Sikap kritis yang ditunjukkan Jusuf Kalla terhadap ketidakmapanan penerapan kurikulum pendidikan Indonesia berlatar belakang perhatiannya pada kurikulum pendidikan di Tanah Air. Pasalnya, tiap berganti kabinet maka biasanya diikuti dengan perubahan terhadap kebijakan pendidikan di Tanah Air yang pada ujung-ujungnya berdampak pada siswa, guru, dan sekolah.

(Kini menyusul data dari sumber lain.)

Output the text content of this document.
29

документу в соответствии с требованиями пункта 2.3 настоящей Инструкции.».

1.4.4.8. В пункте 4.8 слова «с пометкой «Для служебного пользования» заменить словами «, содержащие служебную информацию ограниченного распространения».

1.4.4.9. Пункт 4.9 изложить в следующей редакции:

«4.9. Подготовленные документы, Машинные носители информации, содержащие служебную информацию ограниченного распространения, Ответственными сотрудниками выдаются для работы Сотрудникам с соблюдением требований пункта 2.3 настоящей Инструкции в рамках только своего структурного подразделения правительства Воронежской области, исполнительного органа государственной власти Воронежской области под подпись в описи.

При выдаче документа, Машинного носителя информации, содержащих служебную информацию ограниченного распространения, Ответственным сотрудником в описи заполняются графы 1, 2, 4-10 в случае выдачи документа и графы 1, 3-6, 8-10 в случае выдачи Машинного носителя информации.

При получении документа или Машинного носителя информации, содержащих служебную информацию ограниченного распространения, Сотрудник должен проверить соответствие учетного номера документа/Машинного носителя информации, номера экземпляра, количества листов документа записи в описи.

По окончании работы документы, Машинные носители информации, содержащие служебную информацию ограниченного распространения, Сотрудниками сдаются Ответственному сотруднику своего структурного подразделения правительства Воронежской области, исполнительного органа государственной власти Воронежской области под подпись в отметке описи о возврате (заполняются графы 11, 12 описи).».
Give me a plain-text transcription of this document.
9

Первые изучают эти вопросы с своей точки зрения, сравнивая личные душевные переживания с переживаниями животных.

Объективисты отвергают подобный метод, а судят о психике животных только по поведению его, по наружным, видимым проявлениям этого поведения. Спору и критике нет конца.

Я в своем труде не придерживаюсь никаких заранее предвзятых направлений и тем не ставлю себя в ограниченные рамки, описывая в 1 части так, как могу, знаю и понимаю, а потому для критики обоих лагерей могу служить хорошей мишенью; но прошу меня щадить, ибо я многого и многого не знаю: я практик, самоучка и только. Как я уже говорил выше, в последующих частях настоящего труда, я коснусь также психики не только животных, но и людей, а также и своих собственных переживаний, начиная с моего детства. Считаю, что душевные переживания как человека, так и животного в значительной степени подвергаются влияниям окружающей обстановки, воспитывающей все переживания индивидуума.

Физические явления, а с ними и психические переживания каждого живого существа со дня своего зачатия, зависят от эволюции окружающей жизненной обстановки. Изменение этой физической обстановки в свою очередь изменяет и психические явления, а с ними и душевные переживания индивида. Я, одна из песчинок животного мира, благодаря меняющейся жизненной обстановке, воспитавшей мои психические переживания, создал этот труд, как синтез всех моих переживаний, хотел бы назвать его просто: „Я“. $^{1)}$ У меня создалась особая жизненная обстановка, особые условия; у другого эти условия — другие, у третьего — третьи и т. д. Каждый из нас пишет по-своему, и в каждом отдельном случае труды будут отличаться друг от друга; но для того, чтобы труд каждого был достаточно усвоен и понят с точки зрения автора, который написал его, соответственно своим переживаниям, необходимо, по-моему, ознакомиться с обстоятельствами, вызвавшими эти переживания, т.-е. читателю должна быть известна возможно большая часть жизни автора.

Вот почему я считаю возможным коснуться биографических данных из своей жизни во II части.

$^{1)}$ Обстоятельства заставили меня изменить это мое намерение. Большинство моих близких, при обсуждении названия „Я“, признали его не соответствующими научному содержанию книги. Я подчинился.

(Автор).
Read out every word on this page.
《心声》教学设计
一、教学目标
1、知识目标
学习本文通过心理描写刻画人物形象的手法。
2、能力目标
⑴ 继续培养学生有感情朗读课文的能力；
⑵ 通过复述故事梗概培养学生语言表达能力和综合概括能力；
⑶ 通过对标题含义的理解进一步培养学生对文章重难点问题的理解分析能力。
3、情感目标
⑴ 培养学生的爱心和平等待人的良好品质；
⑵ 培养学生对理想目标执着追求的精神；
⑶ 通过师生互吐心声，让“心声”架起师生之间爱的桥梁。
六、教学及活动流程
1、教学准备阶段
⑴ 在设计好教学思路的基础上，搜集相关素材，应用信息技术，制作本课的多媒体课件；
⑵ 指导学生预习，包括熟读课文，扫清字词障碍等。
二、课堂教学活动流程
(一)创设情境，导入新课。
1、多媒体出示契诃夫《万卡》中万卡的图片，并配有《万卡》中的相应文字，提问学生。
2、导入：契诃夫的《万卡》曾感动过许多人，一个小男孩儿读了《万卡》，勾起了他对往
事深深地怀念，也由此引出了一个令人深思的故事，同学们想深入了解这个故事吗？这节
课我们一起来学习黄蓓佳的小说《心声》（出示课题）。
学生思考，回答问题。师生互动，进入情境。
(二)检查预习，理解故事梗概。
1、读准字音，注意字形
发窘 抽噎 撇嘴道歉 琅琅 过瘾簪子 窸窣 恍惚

Riwayat perubahan kurikulum di Indonesia sudah setua negeri ini. Pemerintah Indonesia sudah beberapa kali mengubah kurikulum. Sebelum akhirnya sampai pada Kurikulum 2013, yakni Rentjana Pelajaran Terurai 1957, Rentjana Pendidikan 1964, Kurikulum 1968, Kurikulum 1975, Kurikulum 1984, Kurikulum 1994, Kurikulum 2004 alias Kurikulum Berbasis Kompetensi (KBK), Kurikulum 2006 yang dikenal sebagai Kurikulum Tingkat Satuan Pendidikan (KTSP), dan kini Kurikulum 2013.
Berarti selama hampir 60 tahun kemerdekaan, pendidikan di Indonesia telah mengalami 10 jenis kurikulum dengan tingkat perubahan atau penyempurnaan yang berbeda-beda. Filosofi Kurikulum 2013 atau yang kini diperkenalkan, sebagaimana terungkap dalam Naskah Akademik Kurikulum 2013, yakni merupakan pengembangan dari Kurikulum 2006 atau KTSP.
Salah satu alasan yang melatarbelakangi perubahan dari Kurikulum 2006 menjadi Kurikulum 2013, menurut Mohammad Nuh Menteri Pendidikan dan Kebudayaan–yang mengakhir masa jabatannya pada bulan Oktober 2014 itu–ada banyak kekurangan pada kurikulum sebelumnya (Kurikulum 2006), lansir Antara.
Seumur Jagung
Di akhir masa jabatannya, Mohammad Nuh mantan Mendikbud berkeinginan menteri penggantinya akan melanjutkan Kurikulum 2013. Namun, Mendikbud terpilih pada Kabinet Kerja, Anies Baswedan memiliki pendapat berbeda terkait dengan penerapan Kurikulum 2013 yang baru “seumur jagung” tersebut.
Pada bulan Desember 2014, Anies Baswedan memutuskan untuk menghentikan pelaksanaan Kurikulum 2013 di sekolah-sekolah yang baru menetapkan satu semester, yaitu sejak tahun pelajaran 2014/2015 dan kembali menggunakan Kurikulum 2006 mulai semester genap tahun pelajaran 2014/2015. Pasalnya, berbagai konsep di Kurikulum 2013 sebenarnya telah diakomodasi dalam Kurikulum 2006.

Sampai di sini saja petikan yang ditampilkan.